Leisure, retail sectors will struggle in 2013, says Grant Thornton
Firm’s restructuring industry survey suggests more pain in a stagnant 2013
By CFOWorld.co.uk staff | CFO UK | Published 21:00, 25 January 13
A survey of the restructuring industry by Grant Thornton predicts that retail and leisure sectors will struggle the most in 2013.
While a stagnant economy this year will mean more pain for some, forbearance by banks would provide some much needed breathing space for proactive companies to prepare for refinancing, the financial advisory firm added.
The survey, of UK restructuring bankers, lenders and advisers, found that the majority (80 percent) of respondents see no real economic recovery in 2013 and 45 percent expect an increase in the level of defaults compared to 2012.
It further highlights that defaults are likely to be very sector specific, with 84 percent of respondents rating retail as having the lowest resilience of any sector in 2013. Grant Thornton said such a sentiment has been reinforced by recent bad news about the likes of Blockbusters, Jessops and HMV.

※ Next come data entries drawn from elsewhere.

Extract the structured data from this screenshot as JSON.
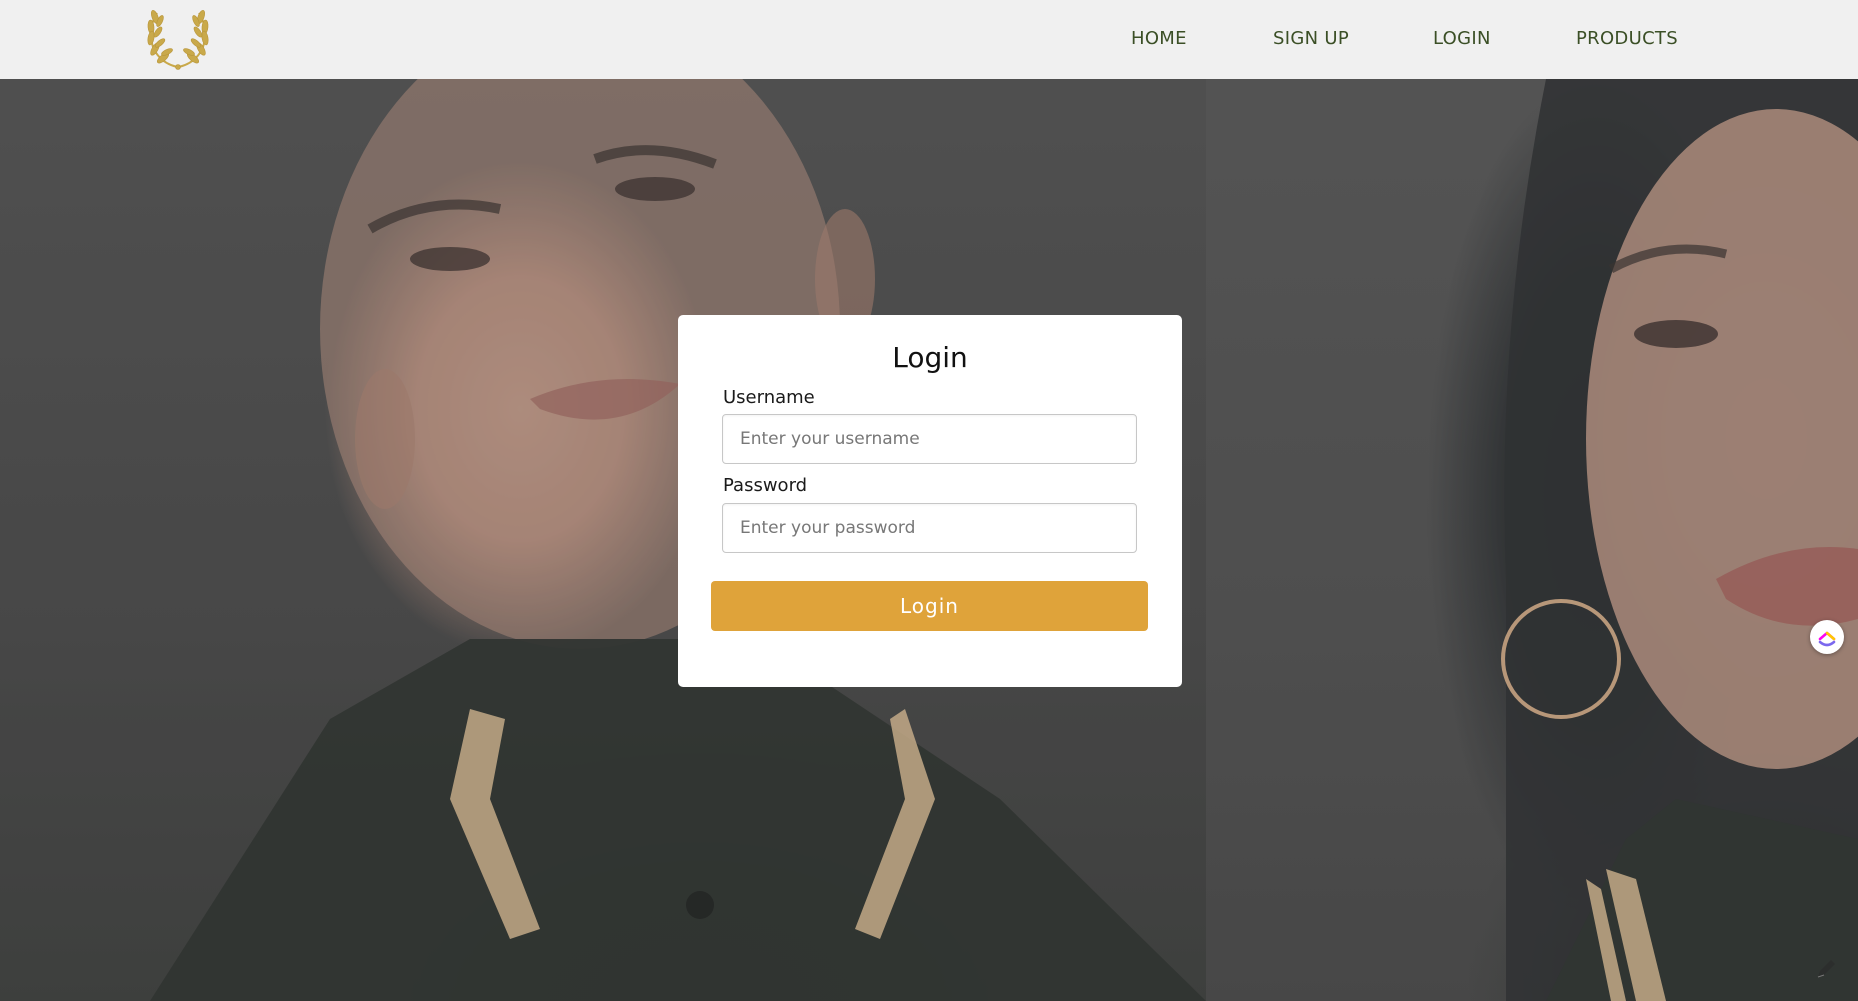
{
  "header": {
    "logo_icon": "laurel-wreath-icon",
    "nav": [
      {
        "label": "HOME"
      },
      {
        "label": "SIGN UP"
      },
      {
        "label": "LOGIN"
      },
      {
        "label": "PRODUCTS"
      }
    ]
  },
  "login_form": {
    "title": "Login",
    "username": {
      "label": "Username",
      "placeholder": "Enter your username",
      "value": ""
    },
    "password": {
      "label": "Password",
      "placeholder": "Enter your password",
      "value": ""
    },
    "submit_label": "Login"
  },
  "widgets": {
    "floating_button_icon": "clickup-logo-icon",
    "corner_icon": "pencil-icon"
  },
  "colors": {
    "header_bg": "#f0f0f0",
    "nav_text": "#3b4f26",
    "accent": "#dfa33a",
    "logo_gold": "#c9a94a",
    "card_bg": "#ffffff"
  }
}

The hotels, pubs and leisure sector is rated second least resilient, while more positively, sectors including food and drink and energy are considered much more resilient. On a positive note for underperforming businesses, bank forbearance levels are anticipated by over 60 percent of respondents to stay at the same comparatively high levels as in 2013.
Government influence over nationalised banks, the on-going review of the sale of interest rate products and the impact of public opinion were cited by Grant Thornton survey respondents as important factors influencing forbearance this year.
Shaun O'Callaghan, UK head of restructuring at Grant Thornton, said 2013 would be marked by muted consumer confidence and tough trading conditions for companies without a compelling proposition.
"Corporates with strong balance sheets, good brands and products will build market share. For those that need to put their house in order, 2013 may offer a final breathing space. So, I'd say now is the time to get ready for future refinancings. If you fail to change in 2013 you will find refinancing in 2014 increasingly challenging," he added.
In total 233 respondents participated in the survey, breaking down into 32 percent restructuring and recovery bankers, 26 percent origination, portfolio, credit risk bankers, 12 percent interim directors, 11 percent lawyers, 5 percent private equity/special situations and mezzanine investors, 4 percent asset based lenders and 11 percent restructuring advisers and other market participants.